The professional pleasure craft market is currently down 20 percent in comparison with 2015, with the timid signs of recovery seen last year mostly evaporating over the first seven months of 2016.
By A. Tsiblakis
The professional pleasure craft market is currently down 20 percent in comparison with 2015, with the timid signs of recovery seen last year mostly evaporating over the first seven months of 2016.
The sector includes speedboats, sailboats and catamarans.
According to Antonis Stelliatos, the president of the Hellenic Professional Yacht Owners Association, the reasons his group attributes for yet another negative year are the refugee/migrant crisis over the past year and a half, recent instability in Turkey, as well as the fact that an electronic registry for such marine craft has not operated in the three years since it was legislated. The latter, Stelliatos said, continues to make it difficult to combat bootleg leasing of pleasure craft.

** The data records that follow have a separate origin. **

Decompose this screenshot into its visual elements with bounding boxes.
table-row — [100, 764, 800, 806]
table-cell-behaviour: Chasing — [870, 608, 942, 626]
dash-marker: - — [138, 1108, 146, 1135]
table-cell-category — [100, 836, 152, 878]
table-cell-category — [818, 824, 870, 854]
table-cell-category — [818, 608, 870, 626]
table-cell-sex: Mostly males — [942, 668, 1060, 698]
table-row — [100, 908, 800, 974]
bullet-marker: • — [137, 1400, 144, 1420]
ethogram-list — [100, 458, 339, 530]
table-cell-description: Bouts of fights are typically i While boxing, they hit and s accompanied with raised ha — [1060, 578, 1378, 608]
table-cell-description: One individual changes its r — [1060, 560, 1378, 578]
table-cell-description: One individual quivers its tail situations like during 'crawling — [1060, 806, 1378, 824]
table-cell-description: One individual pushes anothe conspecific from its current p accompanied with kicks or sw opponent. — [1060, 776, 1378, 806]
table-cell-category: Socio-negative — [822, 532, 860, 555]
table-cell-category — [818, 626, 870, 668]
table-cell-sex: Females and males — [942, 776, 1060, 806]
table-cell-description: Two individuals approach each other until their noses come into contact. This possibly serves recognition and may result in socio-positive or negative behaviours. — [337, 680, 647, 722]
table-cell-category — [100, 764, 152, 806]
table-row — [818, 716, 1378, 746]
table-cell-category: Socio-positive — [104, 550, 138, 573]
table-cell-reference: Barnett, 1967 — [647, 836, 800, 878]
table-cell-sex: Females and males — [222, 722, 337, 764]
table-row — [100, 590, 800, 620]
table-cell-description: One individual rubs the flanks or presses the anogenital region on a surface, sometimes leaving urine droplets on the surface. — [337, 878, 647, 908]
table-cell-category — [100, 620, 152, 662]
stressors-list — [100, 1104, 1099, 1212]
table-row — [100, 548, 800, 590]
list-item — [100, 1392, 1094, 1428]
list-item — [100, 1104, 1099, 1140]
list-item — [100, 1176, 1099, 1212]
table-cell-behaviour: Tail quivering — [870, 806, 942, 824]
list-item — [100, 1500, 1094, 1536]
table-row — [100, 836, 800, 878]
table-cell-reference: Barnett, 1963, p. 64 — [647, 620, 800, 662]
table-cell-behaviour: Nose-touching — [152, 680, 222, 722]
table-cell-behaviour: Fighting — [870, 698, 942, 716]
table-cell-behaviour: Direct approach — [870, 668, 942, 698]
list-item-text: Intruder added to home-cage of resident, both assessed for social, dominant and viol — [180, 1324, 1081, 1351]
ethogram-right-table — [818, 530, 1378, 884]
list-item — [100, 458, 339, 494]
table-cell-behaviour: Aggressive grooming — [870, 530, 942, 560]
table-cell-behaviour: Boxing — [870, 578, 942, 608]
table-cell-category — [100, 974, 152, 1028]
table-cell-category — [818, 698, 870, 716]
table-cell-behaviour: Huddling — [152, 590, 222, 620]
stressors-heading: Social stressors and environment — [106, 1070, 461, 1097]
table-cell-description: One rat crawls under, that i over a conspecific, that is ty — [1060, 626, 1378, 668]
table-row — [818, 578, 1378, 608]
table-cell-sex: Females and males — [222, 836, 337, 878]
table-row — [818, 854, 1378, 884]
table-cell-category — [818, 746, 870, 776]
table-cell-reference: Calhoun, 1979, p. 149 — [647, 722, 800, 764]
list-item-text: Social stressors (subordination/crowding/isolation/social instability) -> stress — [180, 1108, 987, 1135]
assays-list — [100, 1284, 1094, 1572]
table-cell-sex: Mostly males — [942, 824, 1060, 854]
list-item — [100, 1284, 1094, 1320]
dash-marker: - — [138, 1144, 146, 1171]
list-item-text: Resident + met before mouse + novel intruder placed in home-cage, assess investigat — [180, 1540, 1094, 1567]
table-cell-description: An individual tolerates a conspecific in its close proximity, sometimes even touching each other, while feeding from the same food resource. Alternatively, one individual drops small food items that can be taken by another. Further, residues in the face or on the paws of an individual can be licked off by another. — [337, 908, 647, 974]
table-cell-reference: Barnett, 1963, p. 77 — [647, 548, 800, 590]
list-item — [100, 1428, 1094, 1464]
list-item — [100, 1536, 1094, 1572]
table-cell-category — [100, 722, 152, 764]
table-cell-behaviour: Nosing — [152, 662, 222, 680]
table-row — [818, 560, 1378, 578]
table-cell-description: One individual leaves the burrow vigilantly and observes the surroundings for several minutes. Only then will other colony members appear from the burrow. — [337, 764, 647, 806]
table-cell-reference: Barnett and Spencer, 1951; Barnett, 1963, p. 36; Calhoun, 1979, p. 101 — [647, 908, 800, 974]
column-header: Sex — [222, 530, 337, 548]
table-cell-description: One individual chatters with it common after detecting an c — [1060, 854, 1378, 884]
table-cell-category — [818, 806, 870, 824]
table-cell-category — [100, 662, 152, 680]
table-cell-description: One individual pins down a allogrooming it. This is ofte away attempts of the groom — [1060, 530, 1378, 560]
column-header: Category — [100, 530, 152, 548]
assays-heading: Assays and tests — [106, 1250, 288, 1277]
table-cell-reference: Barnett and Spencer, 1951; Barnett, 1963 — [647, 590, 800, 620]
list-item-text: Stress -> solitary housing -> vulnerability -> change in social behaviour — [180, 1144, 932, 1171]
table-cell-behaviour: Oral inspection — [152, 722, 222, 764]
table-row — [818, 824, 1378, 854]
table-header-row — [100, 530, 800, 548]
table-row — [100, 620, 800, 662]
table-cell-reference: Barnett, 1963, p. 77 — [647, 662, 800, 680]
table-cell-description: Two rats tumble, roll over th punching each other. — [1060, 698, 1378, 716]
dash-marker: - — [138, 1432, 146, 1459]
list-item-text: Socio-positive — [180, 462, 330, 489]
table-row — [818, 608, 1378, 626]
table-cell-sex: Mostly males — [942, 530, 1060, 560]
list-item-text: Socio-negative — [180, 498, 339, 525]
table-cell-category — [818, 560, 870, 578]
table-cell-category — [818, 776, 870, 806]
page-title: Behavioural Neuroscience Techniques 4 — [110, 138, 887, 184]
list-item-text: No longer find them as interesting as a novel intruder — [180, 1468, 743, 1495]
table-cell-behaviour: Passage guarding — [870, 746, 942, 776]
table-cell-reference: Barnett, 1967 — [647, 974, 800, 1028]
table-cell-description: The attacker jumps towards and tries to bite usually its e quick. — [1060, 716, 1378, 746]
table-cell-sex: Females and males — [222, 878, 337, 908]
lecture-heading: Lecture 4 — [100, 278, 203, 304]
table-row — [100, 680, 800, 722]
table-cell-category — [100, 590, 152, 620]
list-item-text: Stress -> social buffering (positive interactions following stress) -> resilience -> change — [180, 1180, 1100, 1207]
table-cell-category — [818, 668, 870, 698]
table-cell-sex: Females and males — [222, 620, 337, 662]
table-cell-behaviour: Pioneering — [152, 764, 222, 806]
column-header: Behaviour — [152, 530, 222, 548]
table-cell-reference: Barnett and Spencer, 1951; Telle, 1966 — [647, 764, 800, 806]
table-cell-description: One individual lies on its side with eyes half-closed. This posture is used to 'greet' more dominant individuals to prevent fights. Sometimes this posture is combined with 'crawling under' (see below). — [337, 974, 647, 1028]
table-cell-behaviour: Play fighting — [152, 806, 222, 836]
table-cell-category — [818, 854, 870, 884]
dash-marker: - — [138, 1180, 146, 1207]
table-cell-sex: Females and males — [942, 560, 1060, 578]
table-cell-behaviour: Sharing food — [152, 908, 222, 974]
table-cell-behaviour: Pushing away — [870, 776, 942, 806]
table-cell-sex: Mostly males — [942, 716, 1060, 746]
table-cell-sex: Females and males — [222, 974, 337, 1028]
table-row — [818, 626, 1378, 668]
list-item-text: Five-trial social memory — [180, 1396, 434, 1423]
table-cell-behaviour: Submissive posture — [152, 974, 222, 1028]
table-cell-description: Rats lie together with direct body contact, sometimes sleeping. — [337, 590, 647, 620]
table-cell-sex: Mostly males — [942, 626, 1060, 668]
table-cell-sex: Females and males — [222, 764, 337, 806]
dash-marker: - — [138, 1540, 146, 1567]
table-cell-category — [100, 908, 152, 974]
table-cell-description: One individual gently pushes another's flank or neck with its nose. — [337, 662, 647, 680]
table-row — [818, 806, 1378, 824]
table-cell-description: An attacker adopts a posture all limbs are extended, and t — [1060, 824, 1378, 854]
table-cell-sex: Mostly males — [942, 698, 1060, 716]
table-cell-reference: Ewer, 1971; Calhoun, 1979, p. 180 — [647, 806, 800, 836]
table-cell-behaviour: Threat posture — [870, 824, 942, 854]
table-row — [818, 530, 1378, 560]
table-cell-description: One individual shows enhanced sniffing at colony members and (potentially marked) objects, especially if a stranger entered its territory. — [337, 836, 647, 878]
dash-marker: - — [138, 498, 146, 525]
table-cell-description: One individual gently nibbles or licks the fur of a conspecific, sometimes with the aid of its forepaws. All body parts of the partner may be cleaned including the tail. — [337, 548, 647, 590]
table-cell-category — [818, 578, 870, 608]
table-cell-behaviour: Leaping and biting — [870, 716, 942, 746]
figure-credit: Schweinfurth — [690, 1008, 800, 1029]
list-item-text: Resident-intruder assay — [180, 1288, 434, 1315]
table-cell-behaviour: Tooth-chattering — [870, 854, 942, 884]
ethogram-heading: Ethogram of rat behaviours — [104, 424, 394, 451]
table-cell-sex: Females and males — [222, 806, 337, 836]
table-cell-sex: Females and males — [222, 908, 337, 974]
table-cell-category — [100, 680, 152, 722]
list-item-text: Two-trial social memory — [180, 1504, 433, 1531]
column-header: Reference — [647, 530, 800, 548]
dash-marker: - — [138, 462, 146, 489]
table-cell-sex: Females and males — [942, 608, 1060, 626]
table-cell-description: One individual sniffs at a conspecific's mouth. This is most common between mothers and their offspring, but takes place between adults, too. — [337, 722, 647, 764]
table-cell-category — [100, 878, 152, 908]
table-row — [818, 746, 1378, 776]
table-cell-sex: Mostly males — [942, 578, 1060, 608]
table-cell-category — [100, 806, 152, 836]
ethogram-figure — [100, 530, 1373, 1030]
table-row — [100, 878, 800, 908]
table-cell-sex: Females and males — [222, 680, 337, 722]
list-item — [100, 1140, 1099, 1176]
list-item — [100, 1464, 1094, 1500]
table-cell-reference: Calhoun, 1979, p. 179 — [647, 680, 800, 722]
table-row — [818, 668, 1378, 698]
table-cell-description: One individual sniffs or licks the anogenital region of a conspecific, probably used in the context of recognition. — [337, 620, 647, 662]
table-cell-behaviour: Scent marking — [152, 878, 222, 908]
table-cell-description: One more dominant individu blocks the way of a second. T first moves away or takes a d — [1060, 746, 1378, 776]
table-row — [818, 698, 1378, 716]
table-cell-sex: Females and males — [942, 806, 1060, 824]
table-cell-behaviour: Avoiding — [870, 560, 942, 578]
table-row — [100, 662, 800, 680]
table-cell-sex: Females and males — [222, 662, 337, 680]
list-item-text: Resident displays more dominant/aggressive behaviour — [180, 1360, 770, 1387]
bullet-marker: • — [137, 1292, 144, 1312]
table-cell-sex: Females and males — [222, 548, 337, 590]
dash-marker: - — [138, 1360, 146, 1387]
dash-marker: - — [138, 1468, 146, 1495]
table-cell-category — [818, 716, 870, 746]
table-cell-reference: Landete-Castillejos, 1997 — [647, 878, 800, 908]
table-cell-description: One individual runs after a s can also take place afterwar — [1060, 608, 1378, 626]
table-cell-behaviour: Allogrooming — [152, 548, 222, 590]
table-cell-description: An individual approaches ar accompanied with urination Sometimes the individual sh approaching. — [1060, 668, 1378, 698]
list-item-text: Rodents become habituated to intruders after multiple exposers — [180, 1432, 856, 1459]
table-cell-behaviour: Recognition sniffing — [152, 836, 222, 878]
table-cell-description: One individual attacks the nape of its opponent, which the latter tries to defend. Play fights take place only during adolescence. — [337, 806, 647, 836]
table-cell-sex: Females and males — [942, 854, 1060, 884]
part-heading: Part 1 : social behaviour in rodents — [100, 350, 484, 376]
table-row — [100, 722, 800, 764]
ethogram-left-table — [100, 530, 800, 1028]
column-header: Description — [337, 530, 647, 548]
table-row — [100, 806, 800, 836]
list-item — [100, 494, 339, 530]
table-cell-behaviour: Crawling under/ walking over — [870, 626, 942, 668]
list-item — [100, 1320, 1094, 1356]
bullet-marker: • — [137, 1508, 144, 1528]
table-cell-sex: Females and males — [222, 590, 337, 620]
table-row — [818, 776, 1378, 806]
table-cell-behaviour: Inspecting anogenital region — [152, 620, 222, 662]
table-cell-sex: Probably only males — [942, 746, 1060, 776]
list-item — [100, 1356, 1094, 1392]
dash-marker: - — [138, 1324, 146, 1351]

The refugee/migrant crisis that plagued Greece merely substituted destinations in the northern Aegean and the Dodecanese islands for other sea regions, such as the Ionian Sea, west of mainland Greece, as well as Montenegro and even Croatia, Stelliatos said. He added that the increase in the Ionian’s popularity served as a “silver lining” for the sector.
He also pointed to what he claimed was “unfair competition” from illegally chartered vessels on third country registries.
Stelliatos said he attended an event focused on maritime tourism two weeks ago on the iconic northern Dodecanese island of Patmos, where he noted that “in the island’s harbor and gulf there were anchored vessels flying Turkish or US flags; there wasn’t even one vessel with a European flag.”